Старый садовник сказал правду. Мы обедали в легком домике, построенном в узбекском стиле, скорее в большом павильоне. Мы сидели на новых коврах в спокойных и чинных позах, ели вкусные кушанья и вели самую разнообразную беседу.
Молочный суп казался нам шербетом, — так искусно он был приготовлен колхозным поваром. Мы погружали наши пальцы в плов и жалели, что не можем каждый день есть подобное совершенство. Этот плов был царем кушаний, так же как лев считается царем зверей. С нами обедали и хозяева. Тут был и председатель колхоза, который испытывал удовольствие от того, что люди, только что прибывшие из-за рубежа, будут сравнивать его плов с теми пловами, что они ели на чужбине, и отдадут предпочтение его колхозному плову. Тут сидели бригадиры, степенно разговаривавшие с агрономом; был и наш словоохотливый садовод, который сейчас стал молчаливым и важным, был счетовод и другие работники.

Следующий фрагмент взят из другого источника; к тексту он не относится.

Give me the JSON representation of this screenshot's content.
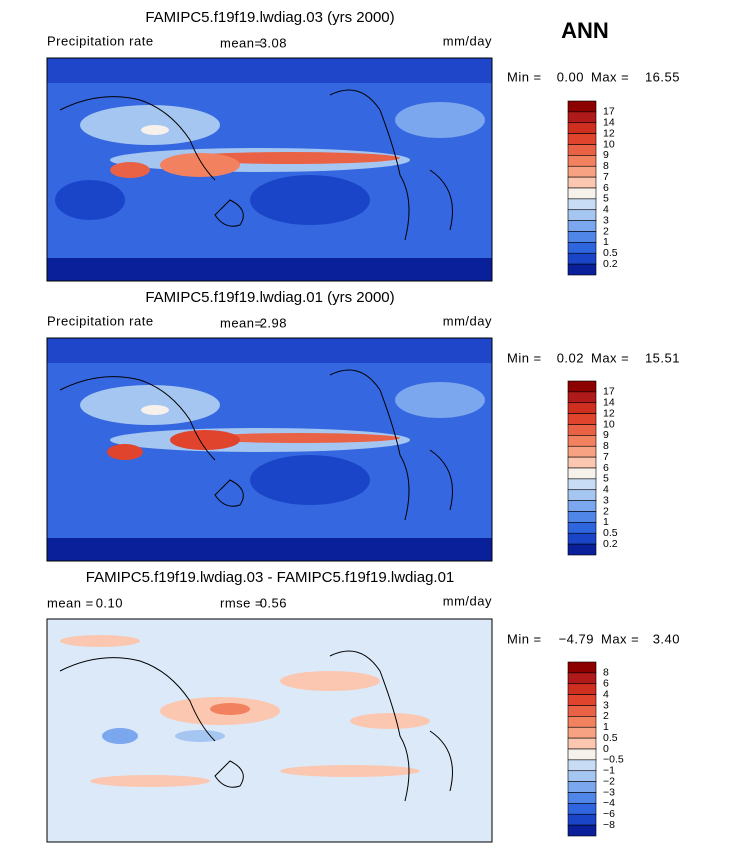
{
  "figure_label": "ANN",
  "panels": [
    {
      "title": "FAMIPC5.f19f19.lwdiag.03 (yrs 2000)",
      "variable": "Precipitation rate",
      "stat_label": "mean=",
      "stat_value": "3.08",
      "units": "mm/day",
      "min_label": "Min =",
      "min_value": "0.00",
      "max_label": "Max =",
      "max_value": "16.55",
      "colorbar": {
        "labels": [
          "17",
          "14",
          "12",
          "10",
          "9",
          "8",
          "7",
          "6",
          "5",
          "4",
          "3",
          "2",
          "1",
          "0.5",
          "0.2"
        ],
        "colors": [
          "#8c0000",
          "#b01a1a",
          "#cf2f1f",
          "#e0442d",
          "#ea6245",
          "#f2815f",
          "#f7a282",
          "#fbc7b0",
          "#f7f1ec",
          "#c9dcf5",
          "#a6c6f2",
          "#7aa7ee",
          "#4f86e8",
          "#2f66e0",
          "#1b45c9",
          "#0a1f9a"
        ]
      }
    },
    {
      "title": "FAMIPC5.f19f19.lwdiag.01 (yrs 2000)",
      "variable": "Precipitation rate",
      "stat_label": "mean=",
      "stat_value": "2.98",
      "units": "mm/day",
      "min_label": "Min =",
      "min_value": "0.02",
      "max_label": "Max =",
      "max_value": "15.51",
      "colorbar": {
        "labels": [
          "17",
          "14",
          "12",
          "10",
          "9",
          "8",
          "7",
          "6",
          "5",
          "4",
          "3",
          "2",
          "1",
          "0.5",
          "0.2"
        ],
        "colors": [
          "#8c0000",
          "#b01a1a",
          "#cf2f1f",
          "#e0442d",
          "#ea6245",
          "#f2815f",
          "#f7a282",
          "#fbc7b0",
          "#f7f1ec",
          "#c9dcf5",
          "#a6c6f2",
          "#7aa7ee",
          "#4f86e8",
          "#2f66e0",
          "#1b45c9",
          "#0a1f9a"
        ]
      }
    },
    {
      "title": "FAMIPC5.f19f19.lwdiag.03 - FAMIPC5.f19f19.lwdiag.01",
      "stat_label": "mean =",
      "stat_value": "0.10",
      "stat2_label": "rmse =",
      "stat2_value": "0.56",
      "units": "mm/day",
      "min_label": "Min =",
      "min_value": "−4.79",
      "max_label": "Max =",
      "max_value": "3.40",
      "colorbar": {
        "labels": [
          "8",
          "6",
          "4",
          "3",
          "2",
          "1",
          "0.5",
          "0",
          "−0.5",
          "−1",
          "−2",
          "−3",
          "−4",
          "−6",
          "−8"
        ],
        "colors": [
          "#8c0000",
          "#b01a1a",
          "#cf2f1f",
          "#e0442d",
          "#ea6245",
          "#f2815f",
          "#f7a282",
          "#fbc7b0",
          "#f7f1ec",
          "#c9dcf5",
          "#a6c6f2",
          "#7aa7ee",
          "#4f86e8",
          "#2f66e0",
          "#1b45c9",
          "#0a1f9a"
        ]
      }
    }
  ]
}
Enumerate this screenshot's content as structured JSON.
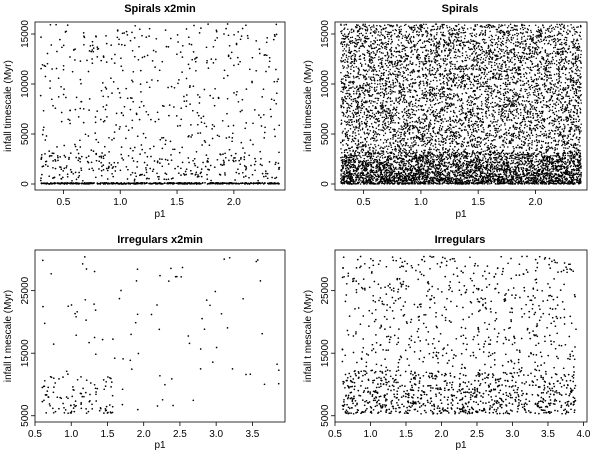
{
  "chart_data": [
    {
      "id": "p1",
      "type": "scatter",
      "title": "Spirals x2min",
      "xlabel": "p1",
      "ylabel": "infall timescale (Myr)",
      "xlim": [
        0.25,
        2.45
      ],
      "ylim": [
        -600,
        16200
      ],
      "xticks": [
        0.5,
        1.0,
        1.5,
        2.0
      ],
      "xtick_labels": [
        "0.5",
        "1.0",
        "1.5",
        "2.0"
      ],
      "yticks": [
        0,
        5000,
        10000,
        15000
      ],
      "ytick_labels": [
        "0",
        "5000",
        "10000",
        "15000"
      ],
      "x_range": [
        0.3,
        2.4
      ],
      "point_count": 1200,
      "distribution": "dense band near 0 with sparse scatter up to 16000; denser below 3000"
    },
    {
      "id": "p2",
      "type": "scatter",
      "title": "Spirals",
      "xlabel": "p1",
      "ylabel": "infall timescale (Myr)",
      "xlim": [
        0.25,
        2.45
      ],
      "ylim": [
        -600,
        16200
      ],
      "xticks": [
        0.5,
        1.0,
        1.5,
        2.0
      ],
      "xtick_labels": [
        "0.5",
        "1.0",
        "1.5",
        "2.0"
      ],
      "yticks": [
        0,
        5000,
        10000,
        15000
      ],
      "ytick_labels": [
        "0",
        "5000",
        "10000",
        "15000"
      ],
      "x_range": [
        0.3,
        2.4
      ],
      "point_count": 9000,
      "distribution": "densely filled across full range, densest below 3000"
    },
    {
      "id": "p3",
      "type": "scatter",
      "title": "Irregulars x2min",
      "xlabel": "p1",
      "ylabel": "infall t mescale (Myr)",
      "xlim": [
        0.5,
        3.95
      ],
      "ylim": [
        4000,
        31500
      ],
      "xticks": [
        0.5,
        1.0,
        1.5,
        2.0,
        2.5,
        3.0,
        3.5
      ],
      "xtick_labels": [
        "0.5",
        "1.0",
        "1.5",
        "2.0",
        "2.5",
        "3.0",
        "3.5"
      ],
      "yticks": [
        5000,
        15000,
        25000
      ],
      "ytick_labels": [
        "5000",
        "15000",
        "25000"
      ],
      "x_range": [
        0.6,
        3.9
      ],
      "point_count": 190,
      "distribution": "sparse; concentrated at low p1 (0.6–1.6) and low timescale (5000–10000)"
    },
    {
      "id": "p4",
      "type": "scatter",
      "title": "Irregulars",
      "xlabel": "p1",
      "ylabel": "infall t mescale (Myr)",
      "xlim": [
        0.5,
        4.05
      ],
      "ylim": [
        4000,
        31500
      ],
      "xticks": [
        0.5,
        1.0,
        1.5,
        2.0,
        2.5,
        3.0,
        3.5,
        4.0
      ],
      "xtick_labels": [
        "0.5",
        "1.0",
        "1.5",
        "2.0",
        "2.5",
        "3.0",
        "3.5",
        "4.0"
      ],
      "yticks": [
        5000,
        15000,
        25000
      ],
      "ytick_labels": [
        "5000",
        "15000",
        "25000"
      ],
      "x_range": [
        0.6,
        3.9
      ],
      "point_count": 1500,
      "distribution": "moderately dense across full range, densest at 5000–12000"
    }
  ]
}
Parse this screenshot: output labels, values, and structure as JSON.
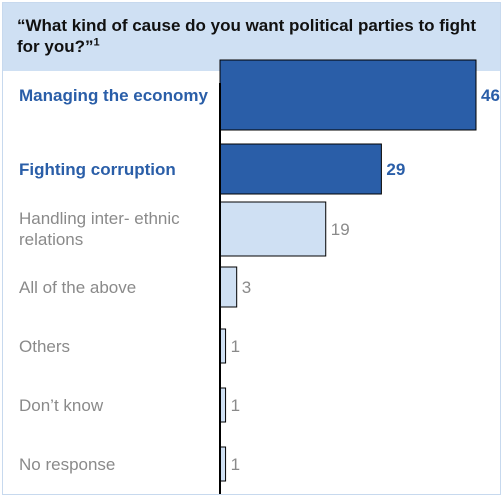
{
  "title": "“What kind of cause do you want political parties to fight for you?”",
  "title_footnote": "1",
  "colors": {
    "header_bg": "#cfe0f3",
    "bar_highlight": "#2a5ea8",
    "bar_normal": "#cfe0f3",
    "label_highlight": "#2a5ea8",
    "label_normal": "#8a8a8a",
    "axis": "#000000"
  },
  "chart_data": {
    "type": "bar",
    "orientation": "horizontal",
    "categories": [
      "Managing the economy",
      "Fighting corruption",
      "Handling inter-ethnic relations",
      "All of the above",
      "Others",
      "Don’t know",
      "No response"
    ],
    "category_display": [
      "Managing the economy",
      "Fighting corruption",
      "Handling inter- ethnic relations",
      "All of the above",
      "Others",
      "Don’t know",
      "No response"
    ],
    "values": [
      46,
      29,
      19,
      3,
      1,
      1,
      1
    ],
    "highlighted": [
      true,
      true,
      false,
      false,
      false,
      false,
      false
    ],
    "xlim": [
      0,
      46
    ],
    "grid": false,
    "legend": "none"
  }
}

Дыни недаром выбрали эти места своей родиной. Их сладостный, какой-то грешный запах покорял и располагал к приятному времяпрепровождению. Я понимаю, почему эти дыни возили ко двору багдадских халифов, завернув в свинцовую бумагу. Арбузы не могли соперничать с дынями, но они были такие спелые, сладкие и прохладные, что тоже нашли поклонников среди нашей компании.
Но после дынь на втором месте стояли не арбузы и не яблоки, а гранаты. Великанские, с большой кулак величиной они имели пурпурно-темные зерна, налитые какой-то кровавой сладостью. Их сок стекал на тарелки, как жертвенная кровь садов. Рядом с ними лежали виноград, груши, яблоки, фисташки, орехи, конфеты в бумажках и без бумажек. Но все это собрание сладостей бледнело перед дынями и гранатами и казалось только свитой роскошных владык сурхан-дарьинской долины.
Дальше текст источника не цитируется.